Prices are speculated up and down by varying degrees of extension until they find equilibrium points, then the speculation cycle starts again.
Prices moving up/down depends on the supply/demand of a particular instrument at that temporary moment in time. That temporary moment in time, the price is in a state of equilibrium.....hence we have a price.

The deeper question is what lies beyond this? and the true meaning of what the true intent is and how it is achieved? and by who? and why? and how?
 
Prices moving up/down depends on the supply/demand of a particular instrument at that temporary moment in time.
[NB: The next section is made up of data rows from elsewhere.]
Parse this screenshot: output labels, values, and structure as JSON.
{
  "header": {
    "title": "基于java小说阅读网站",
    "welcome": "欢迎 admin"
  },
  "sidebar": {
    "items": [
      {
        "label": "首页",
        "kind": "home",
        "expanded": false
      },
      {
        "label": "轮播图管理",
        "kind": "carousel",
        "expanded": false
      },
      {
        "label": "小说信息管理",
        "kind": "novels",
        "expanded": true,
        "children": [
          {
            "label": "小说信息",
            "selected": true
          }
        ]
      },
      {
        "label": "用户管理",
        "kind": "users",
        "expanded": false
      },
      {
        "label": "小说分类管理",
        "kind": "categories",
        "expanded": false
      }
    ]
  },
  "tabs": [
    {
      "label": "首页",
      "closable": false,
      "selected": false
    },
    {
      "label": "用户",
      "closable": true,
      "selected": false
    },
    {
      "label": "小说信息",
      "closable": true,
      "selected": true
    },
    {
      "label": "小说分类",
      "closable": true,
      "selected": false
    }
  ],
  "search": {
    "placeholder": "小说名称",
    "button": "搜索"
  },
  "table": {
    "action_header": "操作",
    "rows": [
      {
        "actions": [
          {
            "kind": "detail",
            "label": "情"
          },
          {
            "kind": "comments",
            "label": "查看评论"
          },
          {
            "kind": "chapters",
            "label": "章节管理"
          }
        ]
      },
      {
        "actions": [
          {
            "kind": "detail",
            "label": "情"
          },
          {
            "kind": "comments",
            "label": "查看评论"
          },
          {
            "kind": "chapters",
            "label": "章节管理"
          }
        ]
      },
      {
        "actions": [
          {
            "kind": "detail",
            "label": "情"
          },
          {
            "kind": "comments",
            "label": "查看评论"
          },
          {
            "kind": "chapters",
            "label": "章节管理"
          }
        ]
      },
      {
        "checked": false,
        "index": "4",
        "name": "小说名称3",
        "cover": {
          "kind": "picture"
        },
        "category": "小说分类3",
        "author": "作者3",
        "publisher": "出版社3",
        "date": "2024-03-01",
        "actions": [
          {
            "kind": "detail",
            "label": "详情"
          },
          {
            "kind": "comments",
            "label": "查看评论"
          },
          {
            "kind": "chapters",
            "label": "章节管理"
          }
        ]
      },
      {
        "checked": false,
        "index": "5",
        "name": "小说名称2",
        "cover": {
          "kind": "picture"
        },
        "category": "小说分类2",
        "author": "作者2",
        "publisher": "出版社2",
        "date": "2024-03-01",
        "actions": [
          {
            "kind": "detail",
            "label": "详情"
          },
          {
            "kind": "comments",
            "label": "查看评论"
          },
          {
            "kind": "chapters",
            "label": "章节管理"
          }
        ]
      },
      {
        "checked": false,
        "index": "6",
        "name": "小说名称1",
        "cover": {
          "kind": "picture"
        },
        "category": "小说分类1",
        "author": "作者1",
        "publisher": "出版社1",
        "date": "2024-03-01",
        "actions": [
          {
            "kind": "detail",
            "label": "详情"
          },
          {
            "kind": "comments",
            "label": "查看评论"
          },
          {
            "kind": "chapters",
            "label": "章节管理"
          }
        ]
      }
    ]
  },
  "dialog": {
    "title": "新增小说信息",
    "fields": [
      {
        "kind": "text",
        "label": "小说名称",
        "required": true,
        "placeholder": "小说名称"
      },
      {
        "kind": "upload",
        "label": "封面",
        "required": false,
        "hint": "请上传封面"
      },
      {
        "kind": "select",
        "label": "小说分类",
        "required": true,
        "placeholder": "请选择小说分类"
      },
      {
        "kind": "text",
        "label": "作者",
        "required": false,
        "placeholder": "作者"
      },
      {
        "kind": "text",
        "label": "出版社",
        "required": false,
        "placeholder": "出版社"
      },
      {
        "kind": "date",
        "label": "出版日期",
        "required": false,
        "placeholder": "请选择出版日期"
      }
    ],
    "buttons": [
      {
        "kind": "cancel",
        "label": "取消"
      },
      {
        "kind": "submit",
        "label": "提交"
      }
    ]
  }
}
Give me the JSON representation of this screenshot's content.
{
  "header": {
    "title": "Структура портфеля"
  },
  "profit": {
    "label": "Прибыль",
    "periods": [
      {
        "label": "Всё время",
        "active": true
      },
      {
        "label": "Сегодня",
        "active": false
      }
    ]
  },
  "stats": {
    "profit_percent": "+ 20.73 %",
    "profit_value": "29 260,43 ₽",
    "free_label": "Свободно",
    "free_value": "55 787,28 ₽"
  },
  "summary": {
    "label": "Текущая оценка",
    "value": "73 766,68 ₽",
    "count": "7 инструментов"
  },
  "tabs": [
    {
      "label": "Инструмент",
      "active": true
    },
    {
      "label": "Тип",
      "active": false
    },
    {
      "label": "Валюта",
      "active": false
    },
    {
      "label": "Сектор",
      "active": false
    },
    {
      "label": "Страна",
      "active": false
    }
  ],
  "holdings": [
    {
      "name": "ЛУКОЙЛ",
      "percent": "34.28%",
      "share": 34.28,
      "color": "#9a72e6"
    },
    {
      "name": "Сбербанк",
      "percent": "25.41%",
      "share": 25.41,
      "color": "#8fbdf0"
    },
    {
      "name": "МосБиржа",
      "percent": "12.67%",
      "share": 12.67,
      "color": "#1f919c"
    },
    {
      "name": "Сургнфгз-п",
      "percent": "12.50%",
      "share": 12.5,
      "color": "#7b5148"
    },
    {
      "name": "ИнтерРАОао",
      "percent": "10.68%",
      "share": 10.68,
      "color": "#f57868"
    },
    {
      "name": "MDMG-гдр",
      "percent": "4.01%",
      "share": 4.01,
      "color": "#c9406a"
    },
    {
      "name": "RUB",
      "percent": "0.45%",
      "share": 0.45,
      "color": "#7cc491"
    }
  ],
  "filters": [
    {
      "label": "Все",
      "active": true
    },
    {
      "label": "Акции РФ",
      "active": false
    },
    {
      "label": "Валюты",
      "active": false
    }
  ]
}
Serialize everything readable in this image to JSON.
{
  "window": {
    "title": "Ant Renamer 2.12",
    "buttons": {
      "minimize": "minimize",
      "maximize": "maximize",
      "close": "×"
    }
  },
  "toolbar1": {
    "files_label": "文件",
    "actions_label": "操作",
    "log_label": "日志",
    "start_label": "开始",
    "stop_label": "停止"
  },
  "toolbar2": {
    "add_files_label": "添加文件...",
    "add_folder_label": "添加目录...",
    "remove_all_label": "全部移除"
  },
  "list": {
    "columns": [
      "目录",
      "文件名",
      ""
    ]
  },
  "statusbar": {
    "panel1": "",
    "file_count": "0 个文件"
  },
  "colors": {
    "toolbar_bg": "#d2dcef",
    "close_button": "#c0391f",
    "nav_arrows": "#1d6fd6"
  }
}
That temporary moment in time, the price is in a state of equilibrium.....hence we have a price.

The deeper question is what lies beyond this? and the true meaning of what the true intent is and how it is achieved? and by who? and why? and how?

is a table a table?
 

hi CV - not sure if your brilliant jpeg posting is aimed at me, but on the v surreal off chance it is, then....

....wow, thks man, i bless you.......i feel ashamed & i fully repent. i spent all of seconds on this thread, those ingenious 'fishermen' much longer.

tf evolution theory doesnt transpose to forums.
 
The aggregate consumption of the available liquidity on both sides of the market.

I'm off now...
 
What is liquidity if it's not available? :eek: :cry:

You have an illiquid security.

Somebody will always come in to buy or sell at what they perceive as 'value'. The difference between the bid and ask at which these people turn up determines the spread. Value will also be determined by the nature of the participant. As different participants use markets for different reasons perceived value will vary.

To be fair, I haven't read the thread - TLDR.
 

The final paragraph contains the first piece of useful information:

at least “one significant market participant” stopped trading on the Intercontinental Exchange...as a direct result of the Mr Coscia’s market manipulation.

So a fast firm picked off a slower but better connected firm and is paying the price? Its all politics and pull. There is no objective definition of this so called manipulation: just another set of laws selectively enforced against those who have inconvenienced the powers that be, or at random to justify the role of the regulator. Not the "rule of law" as I once understood it to mean.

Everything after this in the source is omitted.